We know that Baha'u'llah was ill, and was in His tent talking with Quddus, while others gathered around them. We know that Tahirih summoned Quddus, who refused to go to her. She summoned him again, and again he refused. The messenger said that he was determined to have Quddus join him, and if he didn't, Quddus would need to take his life, for he was not leaving without Quddus. To the surprise of some, Quddus drew his sword and looked ready to comply.

It was at that moment, when Quddus was holding his sword, looking angry enough to kill this man, with many stunned witnesses looking on, that Tahirih entered the tent. Without her veil.

We can all picture this scene. We have heard it told numerous times, and probably seen many renderings of it, as imagined by various artists over the years.

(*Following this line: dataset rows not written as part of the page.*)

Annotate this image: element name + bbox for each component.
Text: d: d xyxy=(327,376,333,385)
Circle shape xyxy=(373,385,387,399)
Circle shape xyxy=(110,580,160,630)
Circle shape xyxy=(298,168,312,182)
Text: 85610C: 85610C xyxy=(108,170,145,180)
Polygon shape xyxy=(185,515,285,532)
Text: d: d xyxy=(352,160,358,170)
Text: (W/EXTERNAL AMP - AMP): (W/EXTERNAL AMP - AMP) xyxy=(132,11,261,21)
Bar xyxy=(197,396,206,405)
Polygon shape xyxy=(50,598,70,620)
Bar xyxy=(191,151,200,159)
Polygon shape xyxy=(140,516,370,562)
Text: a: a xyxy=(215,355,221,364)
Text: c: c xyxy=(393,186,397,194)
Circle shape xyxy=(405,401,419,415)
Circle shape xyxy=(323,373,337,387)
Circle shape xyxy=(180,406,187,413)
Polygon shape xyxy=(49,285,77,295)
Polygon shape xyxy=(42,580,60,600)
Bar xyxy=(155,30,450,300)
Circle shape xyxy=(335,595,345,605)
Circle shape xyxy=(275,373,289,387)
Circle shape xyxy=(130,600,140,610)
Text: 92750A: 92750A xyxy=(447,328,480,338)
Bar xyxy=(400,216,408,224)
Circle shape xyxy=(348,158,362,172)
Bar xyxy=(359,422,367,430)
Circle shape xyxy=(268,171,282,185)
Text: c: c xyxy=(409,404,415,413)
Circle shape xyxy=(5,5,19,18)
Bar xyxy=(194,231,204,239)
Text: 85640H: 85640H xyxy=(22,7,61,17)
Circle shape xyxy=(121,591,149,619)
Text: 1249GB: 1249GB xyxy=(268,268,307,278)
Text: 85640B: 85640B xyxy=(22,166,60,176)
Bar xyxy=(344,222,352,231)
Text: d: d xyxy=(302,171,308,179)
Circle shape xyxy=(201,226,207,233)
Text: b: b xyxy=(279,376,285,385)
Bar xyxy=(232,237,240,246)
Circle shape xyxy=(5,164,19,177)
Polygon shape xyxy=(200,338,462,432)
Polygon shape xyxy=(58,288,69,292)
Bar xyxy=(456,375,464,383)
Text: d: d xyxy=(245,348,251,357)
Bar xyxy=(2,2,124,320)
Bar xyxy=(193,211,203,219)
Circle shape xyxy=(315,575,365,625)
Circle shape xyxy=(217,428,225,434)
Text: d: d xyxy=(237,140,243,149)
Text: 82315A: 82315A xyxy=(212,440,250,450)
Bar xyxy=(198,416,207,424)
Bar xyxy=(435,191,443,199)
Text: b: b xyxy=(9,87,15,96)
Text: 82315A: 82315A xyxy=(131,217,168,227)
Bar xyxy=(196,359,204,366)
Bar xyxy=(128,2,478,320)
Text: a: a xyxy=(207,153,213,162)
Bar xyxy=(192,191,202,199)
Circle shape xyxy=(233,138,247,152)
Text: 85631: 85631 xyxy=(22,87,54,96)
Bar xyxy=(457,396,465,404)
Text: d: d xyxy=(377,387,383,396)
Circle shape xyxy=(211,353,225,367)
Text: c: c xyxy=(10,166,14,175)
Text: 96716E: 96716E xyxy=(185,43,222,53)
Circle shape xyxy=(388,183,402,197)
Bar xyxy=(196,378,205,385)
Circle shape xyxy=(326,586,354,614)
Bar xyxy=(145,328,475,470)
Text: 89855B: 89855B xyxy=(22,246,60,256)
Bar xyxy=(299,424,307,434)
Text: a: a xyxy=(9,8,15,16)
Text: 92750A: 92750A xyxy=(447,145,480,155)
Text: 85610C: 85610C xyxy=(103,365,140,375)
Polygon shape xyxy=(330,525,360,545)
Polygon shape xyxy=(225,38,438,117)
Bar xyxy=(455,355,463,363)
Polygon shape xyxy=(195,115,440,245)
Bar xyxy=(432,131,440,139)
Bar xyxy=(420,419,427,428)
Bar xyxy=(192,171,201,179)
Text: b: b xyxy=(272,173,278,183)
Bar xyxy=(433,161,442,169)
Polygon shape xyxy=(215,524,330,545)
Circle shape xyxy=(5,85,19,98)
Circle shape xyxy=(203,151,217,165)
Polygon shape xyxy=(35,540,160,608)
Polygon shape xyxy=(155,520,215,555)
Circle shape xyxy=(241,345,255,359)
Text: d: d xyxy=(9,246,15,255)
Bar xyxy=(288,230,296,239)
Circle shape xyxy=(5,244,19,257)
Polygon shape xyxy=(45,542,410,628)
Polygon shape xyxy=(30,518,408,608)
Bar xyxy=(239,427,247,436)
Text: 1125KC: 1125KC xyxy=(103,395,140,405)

We know of the confusion, the anger, the panic. We know of the man who cut his throat, because he had seen her face unveiled. We can imagine the frantic scene of turbulent rage, as this one man's blood sprayed around. It is a scene of horrified, spiritual panic.

Amidst this all, though, we envision the serene countenance of Tahirih, announcing the arrival of gender equality at this point in human history.

Imagine this. Out of weeks of intense theological discussion, with such incredible perspectives by Baha'u'llah, Quddus, and Tahirih, all we remember is this one moment.

The reaction to it is also quintessential. The masculine response was classic. Historic. It was what we would expect. It was, in essence, the epitome of what we consider masculinity.

But, again, as 'Abdu'l-Baha has said, "The world in the past has been ruled by force, and man has dominated over woman by reason of his more forceful and aggressive qualities both of body and mind. But the balance is already shifting; force is losing its dominance, and mental alertness, intuition, and the spiritual qualities of love and service, in which woman is strong, are gaining ascendancy. Hence the new age will be an age less masculine and more permeated with the feminine ideals, or, to speak more exactly, will be an age in which the masculine and feminine elements of civilization will be more evenly balanced."

It is only natural that this defining moment would exemplify this observant quote so well. In an age when men so dominated the scene, a singular woman, who was representing more than half the human race, who was helping shift the entire direction of all of civilization, would define the only moment we would remember.